社長の方針で”地域社会への貢献”で月1回、始業前の1時間、3班のグループ分けをして交替で清掃活動をしています。
私も素晴らしい取り組みだとは思うのですが、会社は、「従業員全員でボランティア活動をしている」認識なんです。
当然、その清掃時間の給料は出ません。
これは違法ではないでしょうか?
職員も「素晴らしい取り組み」とは認識しているのですが、”自由な時間”を削って強制的に清掃させられているので、労働の対価は欲しいという意見でした。
労働基準法では、どのような解釈になっているのでしょうか?
◆労働の解釈は?
労働基準法(第32条)の「労働」の解釈は「労働者が使用者の”指揮命令”のもと、労働力を提供している」ことを指します。
指揮命令をしていなくても、使用者の明示・黙示の指示により、行っている場合は、”労働時間”に該当するとなっています。
また、客観的に見て、使用者の指揮命令のもと”働いている”と判断されるかどうかは、労働者の行っていることが、”使用者から義務付けられ、これを余儀なくされていた”状況で、それぞれ判断されます。
2.使用者の指揮命令下で行われていれば労働時間
地域社会への貢献として、”掃除”することは、社長が言うようにボランティアのようにも見えますが、労働基準法ではどのような解釈になるのでしょうか?
じつは…
質問のあった”地域社会のための清掃”の時間は、使用者である社長の指揮命令下で行っているものであれば【労働時間】という扱いになります。
一般的には、清掃はボランティア活動として、本来の業務に関係しないし、職務追行上、必要な作業でもないように思えます。
そのため、労働時間に該当しないと判断しがちですが、使用者である社長の指揮命令下で行われていれば、労働時間に該当するんですね。
3.自由参加であれば労働時間に該当しない
今回の清掃と似ている(?)ケースでよくいただく質問の中に「従業員の研修や社員教育」が労働時間に該当するのかどうか?…があります。

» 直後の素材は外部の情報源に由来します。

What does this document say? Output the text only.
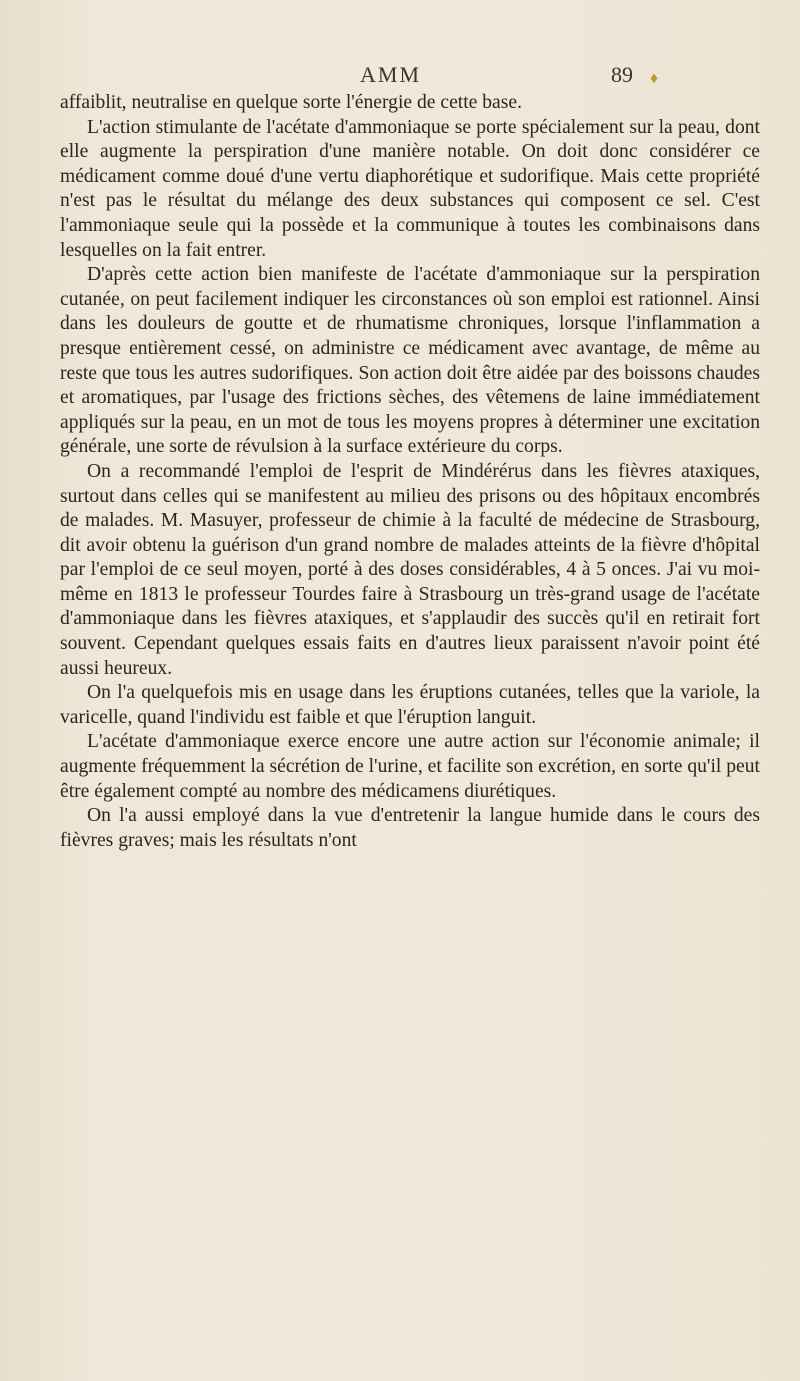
AMM	89 ♦

affaiblit, neutralise en quelque sorte l'énergie de cette base.

L'action stimulante de l'acétate d'ammoniaque se porte spécialement sur la peau, dont elle augmente la perspiration d'une manière notable. On doit donc considérer ce médicament comme doué d'une vertu diaphorétique et sudorifique. Mais cette propriété n'est pas le résultat du mélange des deux substances qui composent ce sel. C'est l'ammoniaque seule qui la possède et la communique à toutes les combinaisons dans lesquelles on la fait entrer.

D'après cette action bien manifeste de l'acétate d'ammoniaque sur la perspiration cutanée, on peut facilement indiquer les circonstances où son emploi est rationnel. Ainsi dans les douleurs de goutte et de rhumatisme chroniques, lorsque l'inflammation a presque entièrement cessé, on administre ce médicament avec avantage, de même au reste que tous les autres sudorifiques. Son action doit être aidée par des boissons chaudes et aromatiques, par l'usage des frictions sèches, des vêtemens de laine immédiatement appliqués sur la peau, en un mot de tous les moyens propres à déterminer une excitation générale, une sorte de révulsion à la surface extérieure du corps.

On a recommandé l'emploi de l'esprit de Mindérérus dans les fièvres ataxiques, surtout dans celles qui se manifestent au milieu des prisons ou des hôpitaux encombrés de malades. M. Masuyer, professeur de chimie à la faculté de médecine de Strasbourg, dit avoir obtenu la guérison d'un grand nombre de malades atteints de la fièvre d'hôpital par l'emploi de ce seul moyen, porté à des doses considérables, 4 à 5 onces. J'ai vu moi-même en 1813 le professeur Tourdes faire à Strasbourg un très-grand usage de l'acétate d'ammoniaque dans les fièvres ataxiques, et s'applaudir des succès qu'il en retirait fort souvent. Cependant quelques essais faits en d'autres lieux paraissent n'avoir point été aussi heureux.

On l'a quelquefois mis en usage dans les éruptions cutanées, telles que la variole, la varicelle, quand l'individu est faible et que l'éruption languit.

L'acétate d'ammoniaque exerce encore une autre action sur l'économie animale; il augmente fréquemment la sécrétion de l'urine, et facilite son excrétion, en sorte qu'il peut être également compté au nombre des médicamens diurétiques.

On l'a aussi employé dans la vue d'entretenir la langue humide dans le cours des fièvres graves; mais les résultats n'ont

厚生労働省の「就業時間外の教育訓練」の解釈ではどのようになっているのでしょうか。
労働者が使用者の実施する教育に参加することについてですが、①就業規則上の制裁等の不利益取扱いによる出席の強制がない、②自由参加である、この2点に該当していれば、時間外労働には当たりません。
つまり「強制してなくて、自由参加であれば、労働時間として該当しない」ということなんですね。
4.結論
では、今回の質問に戻りましょう。
会社は”ボランティア活動”と言っていますが、実際には、月1回、始業前の1時間、3班のグループ分けをして交替で清掃に当たっています。
これを「強制ではない。自由参加である。」というのは難しいでしょう。
結果、今回の質問のようなケースでは「労働時間に該当する」判断になります。
逆に、地域社会への貢献のための清掃活動が「労働者個人」のボランティア活動として自発的に行われ、参加も強制でなく自由な場合…
「労働時間とはみなさない」となります。
◆自由参加でも不利益が生じる場合は労働時間扱い
形式上、自由参加にしていても、不参加だと不利益が生じる場合…
たとえば、直接、トラック運送会社であれば、点呼執行をするときに、参加・不参加を確認し、参加状況を賞与や昇格などの考調査定基準に加えている場合は、実質上参加を強制されていることになります。
つまり、「労働時間扱い」になる…ので注意が必要です。